Capítulo 2 O Beijo da Serpente

Capítulo 2 – O Beijo da Serpente

Narrado por Marina

O silêncio da clínica estética era acolhedor, como o interior de uma catedral minimalista. Cheirava a lavanda e promessas de juventude eterna. Meus olhos estavam fechados, enquanto a agulha da dermatologista deslizava pela pele com precisão cirúrgica. Toxina botulínica. Micropreenchimento. Laser fracionado. Tudo sob controle.

Como sempre.

- Pronto, Marina. Está perfeita - disse ela, com aquele sorriso plástico que só se vê nesses lugares onde beleza é mercadoria de luxo.

- Eu sempre estou, doutora - murmurei, me erguendo devagar, observando meu reflexo no espelho. Jovem. Firme. Letal.

Coloquei os óculos escuros Dior, arrumei o cabelo com os dedos e caminhei até o carro com a postura de quem governa sem precisar levantar a voz. Uma assessora de imprensa me aguardava na porta com a agenda impressa.

- O Leonardo ligou três vezes. Quer saber se a senhora já confirmou o jantar de hoje à noite - ela informou, cautelosa.

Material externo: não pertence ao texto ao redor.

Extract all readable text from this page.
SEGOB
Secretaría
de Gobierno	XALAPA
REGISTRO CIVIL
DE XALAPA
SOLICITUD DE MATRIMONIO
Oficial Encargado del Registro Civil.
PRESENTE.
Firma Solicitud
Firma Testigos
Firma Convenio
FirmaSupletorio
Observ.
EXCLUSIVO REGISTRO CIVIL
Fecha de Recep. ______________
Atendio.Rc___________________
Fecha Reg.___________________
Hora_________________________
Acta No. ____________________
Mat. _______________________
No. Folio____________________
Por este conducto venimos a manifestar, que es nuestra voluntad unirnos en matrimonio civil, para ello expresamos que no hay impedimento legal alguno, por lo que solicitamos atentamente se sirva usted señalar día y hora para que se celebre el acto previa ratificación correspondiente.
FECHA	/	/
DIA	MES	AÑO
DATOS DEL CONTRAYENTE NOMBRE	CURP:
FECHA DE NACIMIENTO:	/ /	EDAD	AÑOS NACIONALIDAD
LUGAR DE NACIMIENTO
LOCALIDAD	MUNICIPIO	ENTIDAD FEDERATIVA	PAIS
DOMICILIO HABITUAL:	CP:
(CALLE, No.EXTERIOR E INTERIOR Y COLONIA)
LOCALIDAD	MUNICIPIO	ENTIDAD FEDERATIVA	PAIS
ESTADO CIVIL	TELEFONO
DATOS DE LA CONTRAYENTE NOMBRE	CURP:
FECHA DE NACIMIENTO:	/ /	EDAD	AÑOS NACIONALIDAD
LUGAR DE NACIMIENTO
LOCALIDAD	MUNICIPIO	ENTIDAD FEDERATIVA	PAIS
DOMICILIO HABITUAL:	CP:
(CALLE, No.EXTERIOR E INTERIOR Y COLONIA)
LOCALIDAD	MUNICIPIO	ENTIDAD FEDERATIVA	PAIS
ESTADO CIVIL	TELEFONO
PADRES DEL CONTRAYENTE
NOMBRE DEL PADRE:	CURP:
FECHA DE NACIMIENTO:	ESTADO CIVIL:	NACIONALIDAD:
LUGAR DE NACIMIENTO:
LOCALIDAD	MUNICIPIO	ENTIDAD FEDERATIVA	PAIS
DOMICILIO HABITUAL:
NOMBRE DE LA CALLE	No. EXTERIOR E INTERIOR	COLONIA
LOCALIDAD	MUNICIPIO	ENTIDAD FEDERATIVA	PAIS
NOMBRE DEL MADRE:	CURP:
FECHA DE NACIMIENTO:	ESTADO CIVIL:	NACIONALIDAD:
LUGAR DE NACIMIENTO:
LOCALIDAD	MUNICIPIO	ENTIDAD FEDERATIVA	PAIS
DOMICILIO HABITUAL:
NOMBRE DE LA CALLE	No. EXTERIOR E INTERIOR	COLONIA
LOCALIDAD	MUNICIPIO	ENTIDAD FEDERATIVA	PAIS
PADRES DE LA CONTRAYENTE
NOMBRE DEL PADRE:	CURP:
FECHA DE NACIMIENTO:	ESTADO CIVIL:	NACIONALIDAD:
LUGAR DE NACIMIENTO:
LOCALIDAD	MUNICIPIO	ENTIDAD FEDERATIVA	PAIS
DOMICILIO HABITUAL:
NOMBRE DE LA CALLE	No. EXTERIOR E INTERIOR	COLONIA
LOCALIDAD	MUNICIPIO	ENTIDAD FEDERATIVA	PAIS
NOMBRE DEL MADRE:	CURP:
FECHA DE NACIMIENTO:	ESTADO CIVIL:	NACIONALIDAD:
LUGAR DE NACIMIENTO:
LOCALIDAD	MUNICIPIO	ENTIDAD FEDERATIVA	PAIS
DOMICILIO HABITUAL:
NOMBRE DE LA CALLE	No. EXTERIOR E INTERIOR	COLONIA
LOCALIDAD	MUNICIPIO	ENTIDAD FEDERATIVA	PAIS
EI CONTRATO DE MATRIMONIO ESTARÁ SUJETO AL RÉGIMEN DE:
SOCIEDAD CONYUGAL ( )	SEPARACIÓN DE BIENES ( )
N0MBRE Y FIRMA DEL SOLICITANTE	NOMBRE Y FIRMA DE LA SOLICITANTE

Sorri. Aquele tipo de sorriso que disfarça veneno em caramelo.

- Diga a ele que mal posso esperar. E agende o horário com o Gio para fazer minha maquiagem às dezoito. Quero parecer... inesquecível.

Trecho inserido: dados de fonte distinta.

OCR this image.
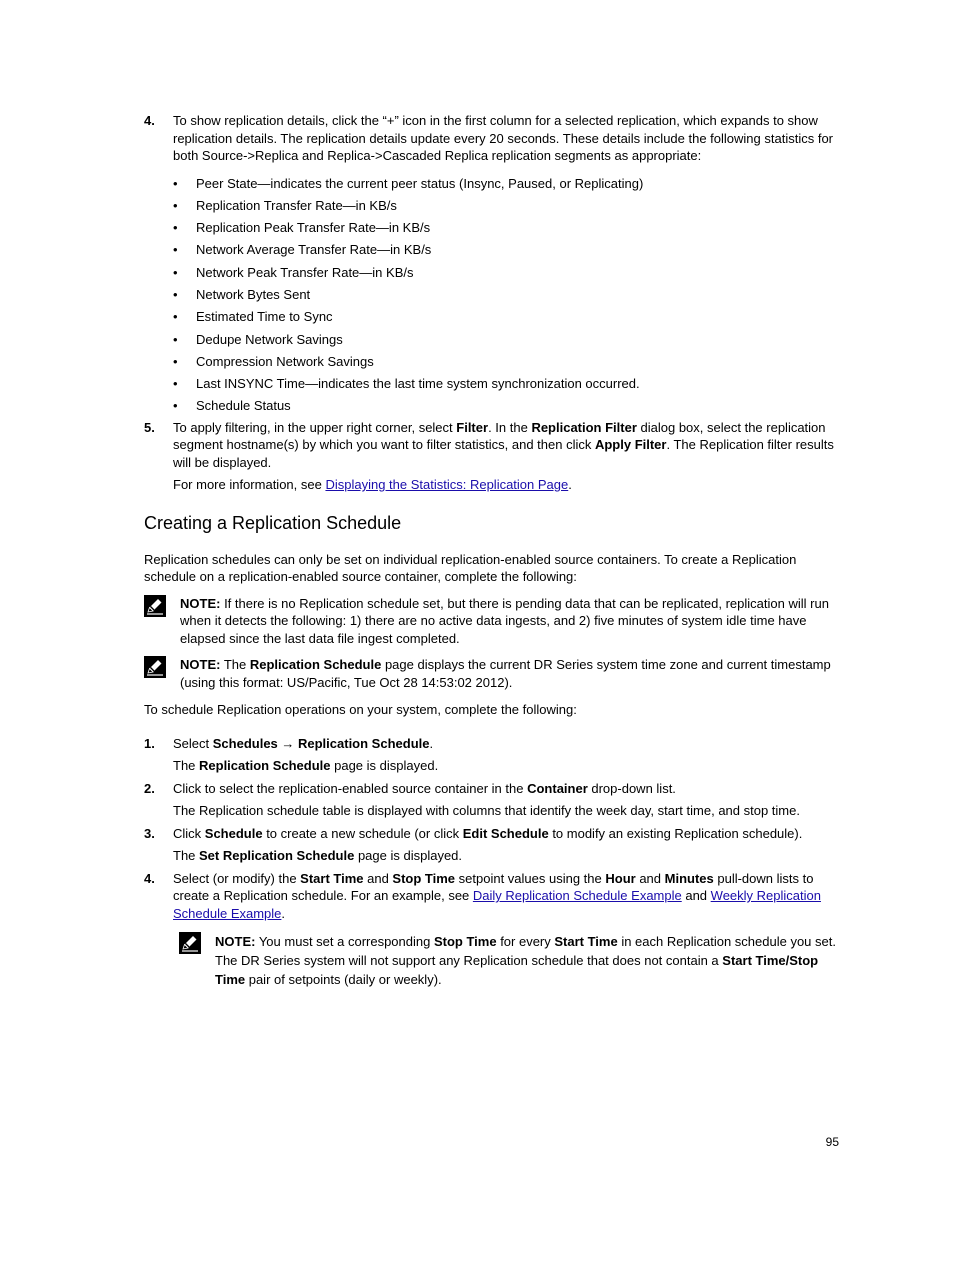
4. To show replication details, click the “+” icon in the first column for a selected replication, which expands to show replication details. The replication details update every 20 seconds. These details include the following statistics for both Source->Replica and Replica->Cascaded Replica replication segments as appropriate:
• Peer State—indicates the current peer status (Insync, Paused, or Replicating)
• Replication Transfer Rate—in KB/s
• Replication Peak Transfer Rate—in KB/s
• Network Average Transfer Rate—in KB/s
• Network Peak Transfer Rate—in KB/s
• Network Bytes Sent
• Estimated Time to Sync
• Dedupe Network Savings
• Compression Network Savings
• Last INSYNC Time—indicates the last time system synchronization occurred.
• Schedule Status
5. To apply filtering, in the upper right corner, select Filter. In the Replication Filter dialog box, select the replication segment hostname(s) by which you want to filter statistics, and then click Apply Filter. The Replication filter results will be displayed.
For more information, see Displaying the Statistics: Replication Page.
Creating a Replication Schedule
Replication schedules can only be set on individual replication-enabled source containers. To create a Replication schedule on a replication-enabled source container, complete the following:
NOTE: If there is no Replication schedule set, but there is pending data that can be replicated, replication will run when it detects the following: 1) there are no active data ingests, and 2) five minutes of system idle time have elapsed since the last data file ingest completed.
NOTE: The Replication Schedule page displays the current DR Series system time zone and current timestamp (using this format: US/Pacific, Tue Oct 28 14:53:02 2012).
To schedule Replication operations on your system, complete the following:
1. Select Schedules → Replication Schedule.
The Replication Schedule page is displayed.
2. Click to select the replication-enabled source container in the Container drop-down list.
The Replication schedule table is displayed with columns that identify the week day, start time, and stop time.
3. Click Schedule to create a new schedule (or click Edit Schedule to modify an existing Replication schedule).
The Set Replication Schedule page is displayed.
4. Select (or modify) the Start Time and Stop Time setpoint values using the Hour and Minutes pull-down lists to create a Replication schedule. For an example, see Daily Replication Schedule Example and Weekly Replication Schedule Example.
NOTE: You must set a corresponding Stop Time for every Start Time in each Replication schedule you set. The DR Series system will not support any Replication schedule that does not contain a Start Time/Stop Time pair of setpoints (daily or weekly).
95
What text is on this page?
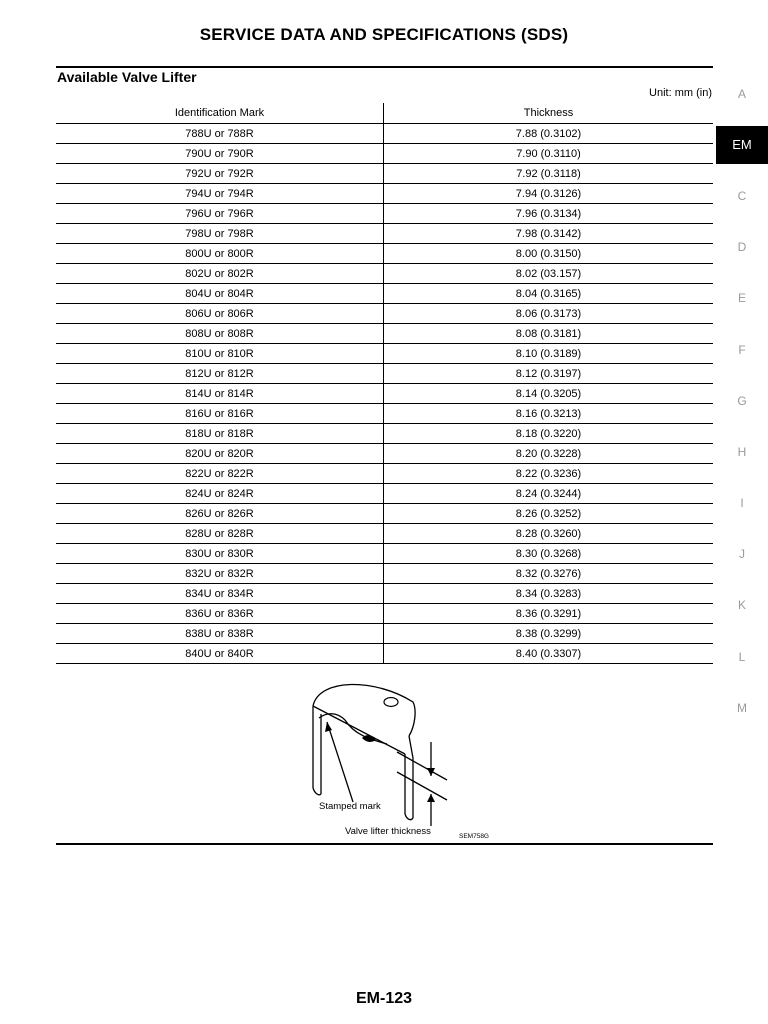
SERVICE DATA AND SPECIFICATIONS (SDS)
Available Valve Lifter
Unit: mm (in)
Identification Mark	Thickness
788U or 788R	7.88 (0.3102)
790U or 790R	7.90 (0.3110)
792U or 792R	7.92 (0.3118)
794U or 794R	7.94 (0.3126)
796U or 796R	7.96 (0.3134)
798U or 798R	7.98 (0.3142)
800U or 800R	8.00 (0.3150)
802U or 802R	8.02 (03.157)
804U or 804R	8.04 (0.3165)
806U or 806R	8.06 (0.3173)
808U or 808R	8.08 (0.3181)
810U or 810R	8.10 (0.3189)
812U or 812R	8.12 (0.3197)
814U or 814R	8.14 (0.3205)
816U or 816R	8.16 (0.3213)
818U or 818R	8.18 (0.3220)
820U or 820R	8.20 (0.3228)
822U or 822R	8.22 (0.3236)
824U or 824R	8.24 (0.3244)
826U or 826R	8.26 (0.3252)
828U or 828R	8.28 (0.3260)
830U or 830R	8.30 (0.3268)
832U or 832R	8.32 (0.3276)
834U or 834R	8.34 (0.3283)
836U or 836R	8.36 (0.3291)
838U or 838R	8.38 (0.3299)
840U or 840R	8.40 (0.3307)
Stamped mark
Valve lifter thickness	SEM758G
EM-123
A
EM
C
D
E
F
G
H
I
J
K
L
M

Porque toda boa mentira começa com uma imagem perfeita.

Leonardo era previsível. Um homem brilhante, sim, mas emocionalmente... frágil. Carente do tipo de atenção que homens poderosos jamais admitem desejar. Era fácil brincar com ele. Era fácil fazer com que acreditasse estar no controle.

O problema era que ele nunca esteve.

Ele pensava que eu o amava. Talvez um dia eu até tenha amado. Ou, ao menos, confundido ambição com paixão. Mas hoje? Hoje eu amava outra coisa. O dinheiro. O poder. O prestígio de ser "a mulher do homem que construiu a NavTech". Eu amava o que ele me dava - mas não a ele.

Nunca a ele.

Deixei a clínica e segui direto para o rooftop do Emiliano. Pedi um espumante rosé, tirei uma selfie impecável para o Instagram com a legenda "Quase tudo que reluz é ouro... mas o que é ouro mesmo, a gente não expõe", e aguardei a chegada de Renato.

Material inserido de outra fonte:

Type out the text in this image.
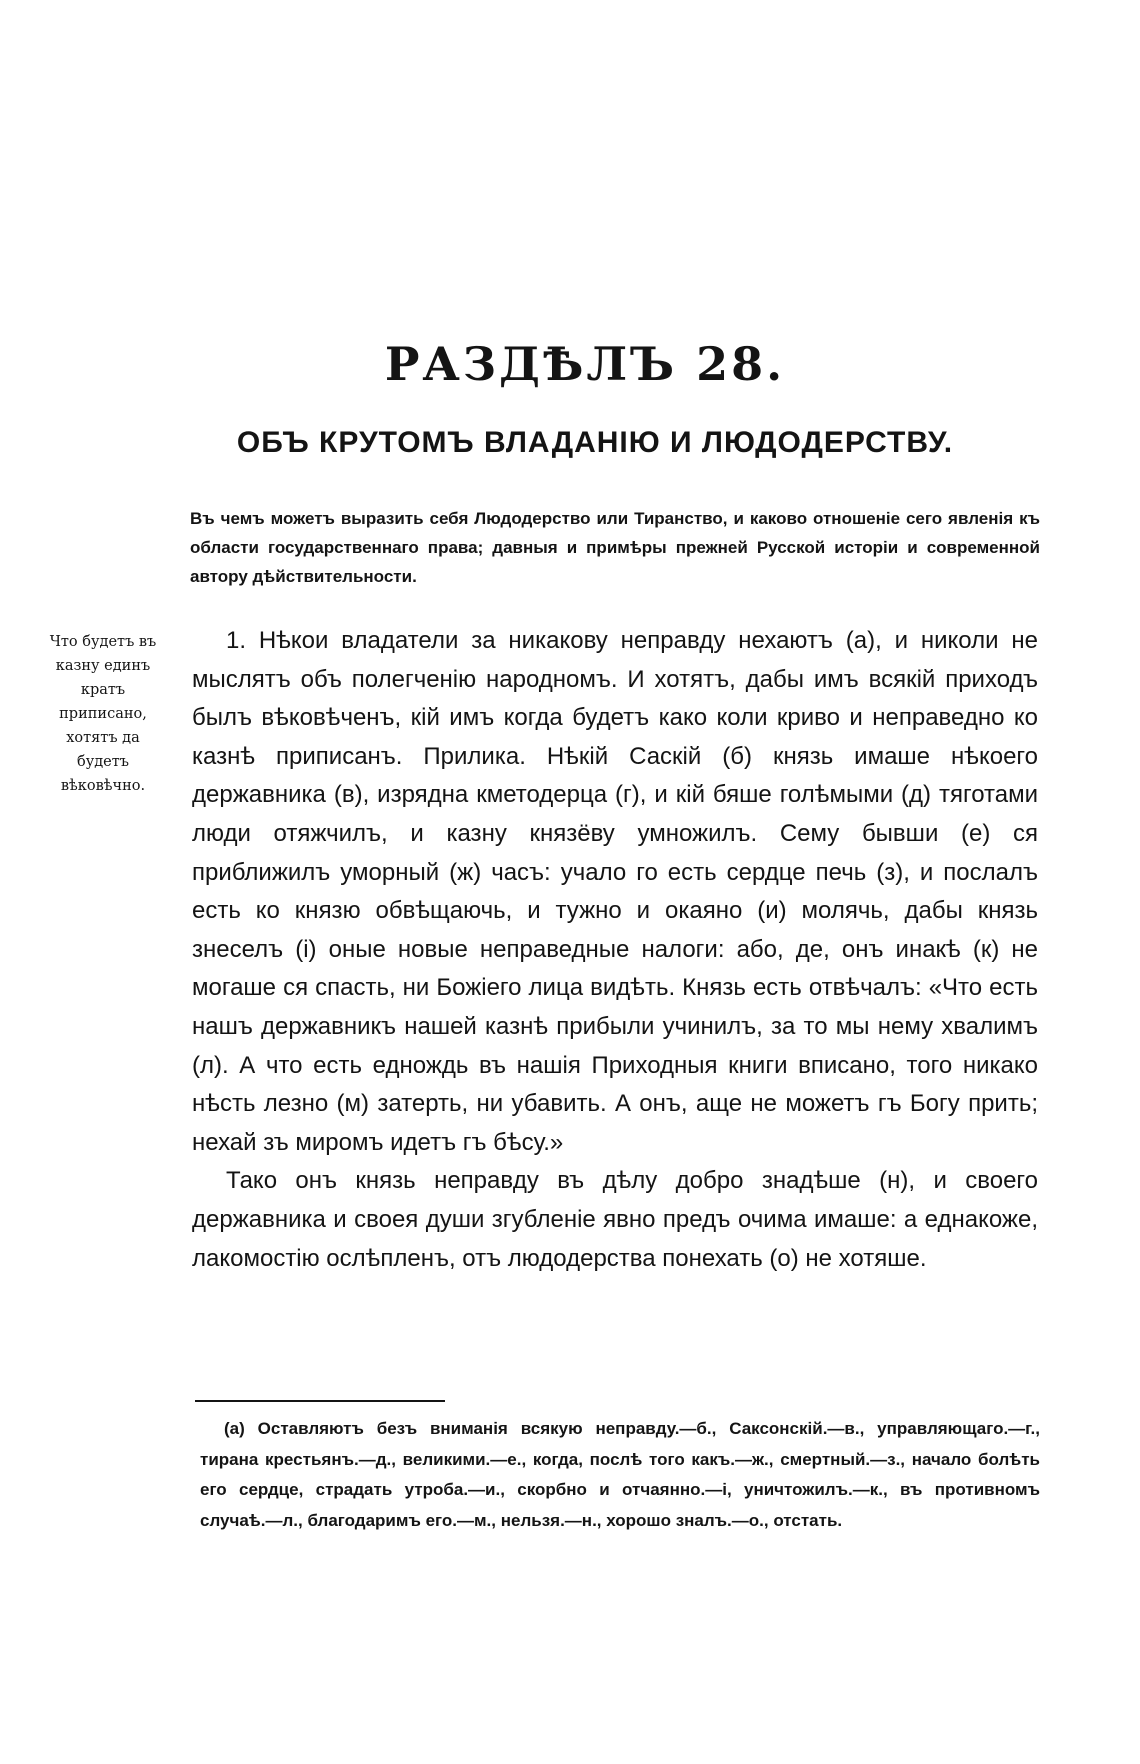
РАЗДѢЛЪ 28.
ОБЪ КРУТОМЪ ВЛАДАНІЮ И ЛЮДОДЕРСТВУ.

Въ чемъ можетъ выразить себя Людодерство или Тиранство, и каково отношеніе сего явленія къ области государственнаго права; давныя и примѣры прежней Русской исторіи и современной автору дѣйствительности.

Что будетъ въ казну единъ кратъ приписано, хотятъ да будетъ вѣковѣчно.

1. Нѣкои владатели за никакову неправду нехаютъ (а), и николи не мыслятъ объ полегченію народномъ. И хотятъ, дабы имъ всякій приходъ былъ вѣковѣченъ, кій имъ когда будетъ како коли криво и неправедно ко казнѣ приписанъ. Прилика. Нѣкій Саскій (б) князь имаше нѣкоего державника (в), изрядна кметодерца (г), и кій бяше голѣмыми (д) тяготами люди отяжчилъ, и казну князёву умножилъ. Сему бывши (е) ся приближилъ уморный (ж) часъ: учало го есть сердце печь (з), и послалъ есть ко князю обвѣщаючь, и тужно и окаяно (и) молячь, дабы князь знеселъ (і) оные новые неправедные налоги: або, де, онъ инакѣ (к) не могаше ся спасть, ни Божіего лица видѣть. Князь есть отвѣчалъ: «Что есть нашъ державникъ нашей казнѣ прибыли учинилъ, за то мы нему хвалимъ (л). А что есть еднождь въ нашія Приходныя книги вписано, того никако нѣсть лезно (м) затерть, ни убавить. А онъ, аще не можетъ гъ Богу прить; нехай зъ миромъ идетъ гъ бѣсу.»

Тако онъ князь неправду въ дѣлу добро знадѣше (н), и своего державника и своея души згубленіе явно предъ очима имаше: а еднакоже, лакомостію ослѣпленъ, отъ людодерства понехать (о) не хотяше.

(а) Оставляютъ безъ вниманія всякую неправду.—б., Саксонскій.—в., управляющаго.—г., тирана крестьянъ.—д., великими.—е., когда, послѣ того какъ.—ж., смертный.—з., начало болѣть его сердце, страдать утроба.—и., скорбно и отчаянно.—і, уничтожилъ.—к., въ противномъ случаѣ.—л., благодаримъ его.—м., нельзя.—н., хорошо зналъ.—о., отстать.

Ele não se atrasava. Nunca.

Vestia camisa branca aberta no colarinho, blazer grafite e um sorriso que só se mostrava quando não havia câmeras. Sentou-se à minha frente e tocou minha mão com discrição.

- E então? - ele perguntou. - O magnata está mesmo apaixonado?

- Completamente. Vai me pedir em casamento hoje. - Dei um gole na taça, rindo baixinho. - Achei que ele esperaria pelo nosso aniversário. Mas parece que a insegurança falou mais alto.

- Fraco. Sempre foi.

Assenti. Mas não era só fraqueza. Era necessidade. Leonardo precisava se sentir invencível, e eu fazia isso melhor que qualquer uma. Porque sabia exatamente onde apertar.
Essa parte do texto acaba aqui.